I'm working on some manuscript transcriptions in XML-TEI, and I'm using XSLT to transform it into a .tex document. My input document is made of tei:w
tokens that represent each word of the text. MWE:
<?xml version="1.0" encoding="UTF-8"?>
<?xml-model href="http://www.tei-c.org/release/xml/tei/custom/schema/relaxng/tei_all.rng" type="application/xml" schematypens="http://relaxng.org/ns/structure/1.0"?>
<?xml-model href="http://www.tei-c.org/release/xml/tei/custom/schema/relaxng/tei_all.rng" type="application/xml"
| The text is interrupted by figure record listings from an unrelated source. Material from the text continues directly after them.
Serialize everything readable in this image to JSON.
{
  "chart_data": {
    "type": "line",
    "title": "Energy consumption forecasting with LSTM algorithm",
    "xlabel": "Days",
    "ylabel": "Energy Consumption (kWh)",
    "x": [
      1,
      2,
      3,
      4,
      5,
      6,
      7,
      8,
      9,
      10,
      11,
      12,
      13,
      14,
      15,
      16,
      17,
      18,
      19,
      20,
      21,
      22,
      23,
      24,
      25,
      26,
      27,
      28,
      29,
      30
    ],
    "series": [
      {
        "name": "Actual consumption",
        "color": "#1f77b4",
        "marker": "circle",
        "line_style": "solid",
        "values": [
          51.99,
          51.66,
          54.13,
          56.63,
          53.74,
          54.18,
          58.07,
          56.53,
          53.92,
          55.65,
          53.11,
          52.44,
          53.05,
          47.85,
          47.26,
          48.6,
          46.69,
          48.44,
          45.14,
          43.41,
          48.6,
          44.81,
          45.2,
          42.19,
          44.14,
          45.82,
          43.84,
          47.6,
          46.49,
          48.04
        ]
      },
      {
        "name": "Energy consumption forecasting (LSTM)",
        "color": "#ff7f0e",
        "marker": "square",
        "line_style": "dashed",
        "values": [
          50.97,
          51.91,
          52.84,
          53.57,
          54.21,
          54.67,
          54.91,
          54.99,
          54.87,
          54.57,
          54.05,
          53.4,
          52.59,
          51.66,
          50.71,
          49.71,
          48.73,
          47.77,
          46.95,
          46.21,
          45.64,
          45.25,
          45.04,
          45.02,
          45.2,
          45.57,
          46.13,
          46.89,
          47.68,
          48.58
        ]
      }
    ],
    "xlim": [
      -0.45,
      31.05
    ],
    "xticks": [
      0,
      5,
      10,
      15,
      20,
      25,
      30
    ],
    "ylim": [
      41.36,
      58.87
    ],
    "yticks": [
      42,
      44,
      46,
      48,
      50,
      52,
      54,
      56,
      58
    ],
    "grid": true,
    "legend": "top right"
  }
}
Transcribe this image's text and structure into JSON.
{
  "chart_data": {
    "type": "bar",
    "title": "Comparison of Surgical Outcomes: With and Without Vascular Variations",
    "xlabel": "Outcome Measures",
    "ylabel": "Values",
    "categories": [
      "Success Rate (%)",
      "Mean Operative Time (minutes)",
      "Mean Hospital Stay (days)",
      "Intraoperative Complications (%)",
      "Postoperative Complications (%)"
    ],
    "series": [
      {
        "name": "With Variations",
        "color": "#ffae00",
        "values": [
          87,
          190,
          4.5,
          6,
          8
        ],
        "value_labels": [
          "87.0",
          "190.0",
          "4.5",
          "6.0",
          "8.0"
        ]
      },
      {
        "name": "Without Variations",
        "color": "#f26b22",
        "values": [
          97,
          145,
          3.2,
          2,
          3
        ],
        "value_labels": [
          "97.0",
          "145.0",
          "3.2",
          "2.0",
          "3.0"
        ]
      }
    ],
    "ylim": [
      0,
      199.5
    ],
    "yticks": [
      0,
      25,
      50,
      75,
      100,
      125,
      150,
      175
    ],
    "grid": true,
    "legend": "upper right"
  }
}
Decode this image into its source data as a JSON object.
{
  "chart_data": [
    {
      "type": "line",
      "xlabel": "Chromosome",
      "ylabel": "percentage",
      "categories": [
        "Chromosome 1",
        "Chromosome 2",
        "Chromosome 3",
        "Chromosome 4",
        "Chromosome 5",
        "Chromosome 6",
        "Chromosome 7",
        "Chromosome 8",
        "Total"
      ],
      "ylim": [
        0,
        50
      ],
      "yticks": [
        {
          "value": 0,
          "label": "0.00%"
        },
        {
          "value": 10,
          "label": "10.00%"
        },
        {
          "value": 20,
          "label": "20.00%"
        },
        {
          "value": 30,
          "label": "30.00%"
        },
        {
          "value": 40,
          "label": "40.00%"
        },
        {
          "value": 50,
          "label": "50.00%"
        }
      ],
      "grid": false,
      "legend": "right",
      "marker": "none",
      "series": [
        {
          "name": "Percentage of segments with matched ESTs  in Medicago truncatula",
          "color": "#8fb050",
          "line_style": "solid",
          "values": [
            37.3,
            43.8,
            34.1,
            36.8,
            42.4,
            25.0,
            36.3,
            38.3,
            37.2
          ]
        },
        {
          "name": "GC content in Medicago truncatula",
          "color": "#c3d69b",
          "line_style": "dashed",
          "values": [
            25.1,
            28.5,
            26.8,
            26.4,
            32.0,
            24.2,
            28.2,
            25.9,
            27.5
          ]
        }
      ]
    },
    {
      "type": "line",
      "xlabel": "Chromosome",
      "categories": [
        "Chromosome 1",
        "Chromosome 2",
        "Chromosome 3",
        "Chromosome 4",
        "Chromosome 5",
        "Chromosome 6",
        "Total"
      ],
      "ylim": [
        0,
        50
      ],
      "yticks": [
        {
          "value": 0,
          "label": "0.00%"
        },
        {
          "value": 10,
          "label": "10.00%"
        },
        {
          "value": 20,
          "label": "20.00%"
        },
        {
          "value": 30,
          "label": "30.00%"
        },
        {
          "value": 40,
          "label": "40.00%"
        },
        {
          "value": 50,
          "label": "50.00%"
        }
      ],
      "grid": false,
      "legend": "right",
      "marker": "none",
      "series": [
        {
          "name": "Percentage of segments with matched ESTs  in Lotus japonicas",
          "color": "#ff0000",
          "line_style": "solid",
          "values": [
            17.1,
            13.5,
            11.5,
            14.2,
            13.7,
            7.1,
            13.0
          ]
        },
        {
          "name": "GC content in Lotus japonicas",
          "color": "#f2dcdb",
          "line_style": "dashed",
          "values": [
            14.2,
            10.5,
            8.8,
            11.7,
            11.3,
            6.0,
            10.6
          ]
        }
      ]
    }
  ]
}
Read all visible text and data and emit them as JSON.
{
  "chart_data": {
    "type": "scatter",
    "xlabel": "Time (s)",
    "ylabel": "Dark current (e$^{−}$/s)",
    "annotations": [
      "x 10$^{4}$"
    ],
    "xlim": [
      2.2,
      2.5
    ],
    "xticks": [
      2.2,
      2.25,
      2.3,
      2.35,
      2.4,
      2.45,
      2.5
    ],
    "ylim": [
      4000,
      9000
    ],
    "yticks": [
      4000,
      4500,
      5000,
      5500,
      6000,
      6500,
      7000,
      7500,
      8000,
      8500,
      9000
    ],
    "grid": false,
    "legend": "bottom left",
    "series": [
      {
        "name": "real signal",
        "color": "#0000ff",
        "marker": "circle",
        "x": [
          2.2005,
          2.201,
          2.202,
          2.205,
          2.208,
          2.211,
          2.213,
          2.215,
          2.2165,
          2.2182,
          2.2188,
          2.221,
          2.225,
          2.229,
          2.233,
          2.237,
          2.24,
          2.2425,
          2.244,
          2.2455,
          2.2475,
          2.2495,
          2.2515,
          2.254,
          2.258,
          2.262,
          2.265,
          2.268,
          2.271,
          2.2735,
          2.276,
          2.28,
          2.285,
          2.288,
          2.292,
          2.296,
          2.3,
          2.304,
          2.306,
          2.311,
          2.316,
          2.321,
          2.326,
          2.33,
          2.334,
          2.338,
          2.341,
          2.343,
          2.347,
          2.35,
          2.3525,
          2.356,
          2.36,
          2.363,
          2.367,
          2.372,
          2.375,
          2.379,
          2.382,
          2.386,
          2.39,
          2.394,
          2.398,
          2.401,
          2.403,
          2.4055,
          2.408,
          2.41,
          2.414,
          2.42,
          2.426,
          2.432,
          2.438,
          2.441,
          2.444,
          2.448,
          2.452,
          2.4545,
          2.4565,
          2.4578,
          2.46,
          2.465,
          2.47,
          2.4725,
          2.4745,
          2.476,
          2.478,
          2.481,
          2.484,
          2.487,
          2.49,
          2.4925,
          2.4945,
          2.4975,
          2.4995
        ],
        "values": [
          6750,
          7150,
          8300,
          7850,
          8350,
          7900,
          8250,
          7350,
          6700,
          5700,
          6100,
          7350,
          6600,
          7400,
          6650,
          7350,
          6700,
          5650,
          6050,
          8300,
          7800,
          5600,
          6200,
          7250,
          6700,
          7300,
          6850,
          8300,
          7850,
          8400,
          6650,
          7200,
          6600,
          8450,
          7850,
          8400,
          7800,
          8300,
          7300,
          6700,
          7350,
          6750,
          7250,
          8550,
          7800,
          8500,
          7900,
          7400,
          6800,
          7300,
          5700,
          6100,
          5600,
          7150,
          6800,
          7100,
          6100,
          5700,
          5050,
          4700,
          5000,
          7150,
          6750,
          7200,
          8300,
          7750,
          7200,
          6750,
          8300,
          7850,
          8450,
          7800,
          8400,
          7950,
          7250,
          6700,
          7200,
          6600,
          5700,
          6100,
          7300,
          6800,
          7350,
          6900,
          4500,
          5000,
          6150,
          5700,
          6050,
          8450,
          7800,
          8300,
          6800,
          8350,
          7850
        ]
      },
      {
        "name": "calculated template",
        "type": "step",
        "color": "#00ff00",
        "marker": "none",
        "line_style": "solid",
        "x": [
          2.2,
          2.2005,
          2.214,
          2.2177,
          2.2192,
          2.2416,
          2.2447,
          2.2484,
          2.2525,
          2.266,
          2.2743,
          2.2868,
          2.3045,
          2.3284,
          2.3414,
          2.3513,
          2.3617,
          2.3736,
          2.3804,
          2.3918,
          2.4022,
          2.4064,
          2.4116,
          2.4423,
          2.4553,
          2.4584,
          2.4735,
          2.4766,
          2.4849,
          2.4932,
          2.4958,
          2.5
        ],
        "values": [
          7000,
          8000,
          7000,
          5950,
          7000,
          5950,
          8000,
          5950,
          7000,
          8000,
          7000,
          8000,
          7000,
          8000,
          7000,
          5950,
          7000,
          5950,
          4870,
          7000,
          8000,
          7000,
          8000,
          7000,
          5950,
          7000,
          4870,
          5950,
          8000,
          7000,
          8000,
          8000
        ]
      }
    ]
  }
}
schematypens="http://purl.oclc.org/dsdl/schematron"?>
<TEI xmlns="http://www.tei-c.org/ns/1.0">
<teiHeader>
...
</teiHeader>
<text>
<body>
<p><w>Lorem</w>
<w>ipsum</w>
<w>dolor</w>
<w>sit</w>
<w>amet</w>
<pc>,</pc>
<w>consectetur</w>
<w>adipiscing</w>
<w>elit</w>
<pc>,</pc>
<w>sed</w>
<w>do</w>
<w>eiusmod</w>
<w>tempor</w>
<w>incididunt</w>
<w>ut</w>
<w>labore</w>
<w>et</w>
<w>dolore</w>
<w>magna</w>
<w>aliqua</w>
<pc>;</pc>
<w>ut</w>
<w>enim</w>
<w>ad</w>
<w>minim</w>
<w>veniam</w>
</p>
</body>
</text>
</TEI>
I need to identify the words that are repeated in a certain range, say 10, to make LaTeX disambiguate them in the edition (with a command called \sameword
from reledmac package). For example, in
the above MWE, I want both ut
to be tagged with this command.
I think I've found a way to do this; my question is more about how to improve my code. With small documents, the template below seems to work just fine; but my corpus is made of 300.000 tokens, and the transformation is taking way too much time: the engine is evaluating the right and left contexts for each word...
<xsl:template match="tei:w">
<xsl:variable name="current_position" select="count(preceding::tei:w)"/>
<xsl:variable name="same_word_before"
select="preceding::tei:w[($current_position - 10) > count(preceding::tei:w)][not(count(preceding::tei:w) > $current_position)]/text() = text()"/>
<xsl:variable name="same_word_after"
select="following::tei:w[($current_position 10) > count(preceding::tei:w)][count(preceding::tei:w) > $current_position]/text() = text()"/>
...
<xsl:choose>
<xsl:when test="$same_word_before or $same_word_after">
<xsl:text>\sameword{</xsl:text>
<xsl:apply-templates/>
<xsl:text>}</xsl:text>
</xsl:when>
<xsl:otherwise>
<xsl:apply-templates/>
</xsl:otherwise>
</xsl:choose>
...
</xsl:template>
Is there a simpler and/or more efficient way to do this ? One solution I'm thinking of is to use python, but I would prefer to stick with xsl for this task.
Edit: I'm using XSLT 2.0.
CodePudding user response:
Not much different from what you did, still quite fast:
<xsl:template match="tei:w">
<xsl:variable name="preceding" as="xs:string*" select="preceding-sibling::tei:w[position() lt 11]/text()" />
<xsl:variable name="following" as="xs:string*" select="following-sibling::tei:w[position() lt 11]/text()" />
<xsl:choose>
<xsl:when test="text()=($preceding,$following)">
<xsl:text>\sameword{</xsl:text>
<xsl:apply-templates/>
<xsl:text>}</xsl:text>
</xsl:when>
<xsl:otherwise>
<xsl:apply-templates/>
</xsl:otherwise>
</xsl:choose>
</xsl:template>
I tested it with 2000 p's with each 50 words and it took 0.3 sec.
Since Xslt 2.0 we have build-in data-types They describe the kind of data of a variable/parameter/function.
I.e.
<xsl:variable name="preceding" as="xs:string*"/>
means the variable can contain zero or more strings.Or
<xsl:variable name="firtsNextSibling" as="element()?"/>
means the variable can contain zero or one element.
<xsl:when test="text()=($preceding,$following)">
The meaning of this @test attribute of this when is that value of the current text()-node should exist in the combined $preceding and $following string-sequences.